Ölüm Kitabı / Misery
Paul Sheldon kolay okunan popüler romanlar yazarıdır. Artık kariyerinde bir dönüm noktasında olduğunu düşünür, seri maceralarını yazdığı karakteri Misery Chastain’in öldürüp diziyi bitirir. Paul taşrada geçirdiği bir araba kazasından yaralı kurtulur.
Onu bulup evinde bakmaya başlayan Annie Wilkes, şans eseri Paul’un sadık okurlarından biridir ve kahramanı Misery Chastain’in de sıkı bir hayranıdır.
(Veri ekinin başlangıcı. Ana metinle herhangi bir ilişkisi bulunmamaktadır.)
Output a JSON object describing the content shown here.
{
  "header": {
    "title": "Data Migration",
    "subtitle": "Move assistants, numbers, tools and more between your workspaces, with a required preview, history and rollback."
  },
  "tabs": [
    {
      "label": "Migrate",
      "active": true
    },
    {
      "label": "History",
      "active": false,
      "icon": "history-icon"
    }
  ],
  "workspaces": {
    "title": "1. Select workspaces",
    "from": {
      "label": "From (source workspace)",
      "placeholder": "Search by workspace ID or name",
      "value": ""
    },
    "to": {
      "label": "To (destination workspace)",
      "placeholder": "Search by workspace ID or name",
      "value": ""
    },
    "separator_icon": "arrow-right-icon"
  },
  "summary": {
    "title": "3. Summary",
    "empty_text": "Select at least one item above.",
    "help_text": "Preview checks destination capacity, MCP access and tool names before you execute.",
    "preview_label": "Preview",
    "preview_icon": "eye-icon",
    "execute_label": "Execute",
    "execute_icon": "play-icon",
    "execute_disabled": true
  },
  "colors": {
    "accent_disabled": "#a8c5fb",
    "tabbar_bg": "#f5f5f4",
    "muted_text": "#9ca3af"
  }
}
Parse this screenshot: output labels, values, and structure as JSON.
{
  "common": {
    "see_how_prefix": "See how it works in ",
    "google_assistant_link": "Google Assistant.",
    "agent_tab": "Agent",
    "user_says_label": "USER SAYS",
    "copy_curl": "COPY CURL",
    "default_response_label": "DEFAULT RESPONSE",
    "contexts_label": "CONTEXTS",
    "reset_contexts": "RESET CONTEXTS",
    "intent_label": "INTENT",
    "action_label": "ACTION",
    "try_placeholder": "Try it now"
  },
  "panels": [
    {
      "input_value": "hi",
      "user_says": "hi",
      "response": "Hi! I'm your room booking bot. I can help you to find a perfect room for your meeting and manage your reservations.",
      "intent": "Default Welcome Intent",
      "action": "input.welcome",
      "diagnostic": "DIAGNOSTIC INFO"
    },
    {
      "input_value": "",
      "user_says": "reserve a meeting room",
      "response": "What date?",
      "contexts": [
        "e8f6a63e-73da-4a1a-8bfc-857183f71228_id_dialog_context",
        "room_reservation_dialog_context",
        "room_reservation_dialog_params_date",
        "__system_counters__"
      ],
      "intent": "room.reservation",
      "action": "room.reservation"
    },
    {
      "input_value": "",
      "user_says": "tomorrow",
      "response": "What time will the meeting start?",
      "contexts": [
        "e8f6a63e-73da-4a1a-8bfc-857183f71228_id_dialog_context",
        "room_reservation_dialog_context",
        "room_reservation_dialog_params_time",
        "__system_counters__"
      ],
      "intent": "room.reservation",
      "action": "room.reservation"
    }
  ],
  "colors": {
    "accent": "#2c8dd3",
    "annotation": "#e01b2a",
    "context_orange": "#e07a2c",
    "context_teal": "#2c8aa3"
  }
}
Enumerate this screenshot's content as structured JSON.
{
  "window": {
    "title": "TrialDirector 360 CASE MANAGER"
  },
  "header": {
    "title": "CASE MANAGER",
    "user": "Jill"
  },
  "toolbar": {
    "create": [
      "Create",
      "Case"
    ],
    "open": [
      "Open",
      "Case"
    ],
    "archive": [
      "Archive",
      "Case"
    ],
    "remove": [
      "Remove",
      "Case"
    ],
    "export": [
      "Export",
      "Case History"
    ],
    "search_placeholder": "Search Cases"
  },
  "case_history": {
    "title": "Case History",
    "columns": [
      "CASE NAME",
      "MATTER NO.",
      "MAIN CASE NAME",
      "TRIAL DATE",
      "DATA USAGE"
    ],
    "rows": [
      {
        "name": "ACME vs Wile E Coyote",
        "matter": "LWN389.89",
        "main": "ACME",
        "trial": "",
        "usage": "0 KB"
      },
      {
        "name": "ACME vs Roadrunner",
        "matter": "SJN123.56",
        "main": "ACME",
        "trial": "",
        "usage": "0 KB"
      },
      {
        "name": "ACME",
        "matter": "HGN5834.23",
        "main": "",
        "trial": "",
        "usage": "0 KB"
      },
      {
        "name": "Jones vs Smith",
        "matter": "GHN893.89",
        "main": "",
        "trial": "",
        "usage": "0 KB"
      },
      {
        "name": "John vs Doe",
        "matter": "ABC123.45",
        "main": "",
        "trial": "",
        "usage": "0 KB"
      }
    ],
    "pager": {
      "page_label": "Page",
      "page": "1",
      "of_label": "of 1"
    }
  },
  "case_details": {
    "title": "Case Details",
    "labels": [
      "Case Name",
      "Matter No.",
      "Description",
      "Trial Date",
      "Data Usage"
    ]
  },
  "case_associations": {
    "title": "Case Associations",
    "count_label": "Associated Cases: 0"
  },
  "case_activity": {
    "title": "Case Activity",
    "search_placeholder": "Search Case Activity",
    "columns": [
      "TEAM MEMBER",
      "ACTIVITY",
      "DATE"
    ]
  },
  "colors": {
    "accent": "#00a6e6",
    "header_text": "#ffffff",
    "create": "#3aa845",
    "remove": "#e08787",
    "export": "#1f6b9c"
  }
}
Son kitabı okuyup Misery’nin ölümüyle şoke olan kadın öfkeye kapılır ve Paul’u ayağından feci şekilde yaralayarak onu yatağa hapseder. Hem bölge şerifi hem de menajeri umutsuzca Paul’ü ararken o, gardiyanı Annie’ye özel bir Misery macerası daha yazmak zorundadır. Harry ile Sally Tanışınca yönetmeni Rob Reiner’ın bu müthiş başarılı Stephen King uyarlaması, o zamana dek gölgede kalmış aktris Kathy Bates’i şöhretle tanıştırmakla kalmamış, onu Oscar’la da buluşturmuştu.
Metrodan Kaçış / The Taking of Pelham 1 2 3
Metrodan Kaçış”ta, Denzel Washington, sıradan günü cüretkar bir suçla, bir başka deyişle bir metro treninin kaçırılmasıyla kaosa dönüşen, New York şehri metro hareket memuru Garber’ı canlandırıyor. John Travolta ise baştan aşağı silahlı dört kişilik çetenin lideri ve beyni Ryder olarak, bir saat içinde yüklü bir fidye ödenmediği takdirde yolcuları öldürmekle tehdit eder. Ayaklarının altındaki gerilim artarken, Garber, Ryder’ı zekasıyla alt edip rehineleri kurtarabilmek için metro sistemi üzerine engin bilgisinden yararlanır. Ama Garber’ın çözemediği bir muamma vardır: Hırsızlar parayı alsalar bile, nasıl kaçabilirler ki?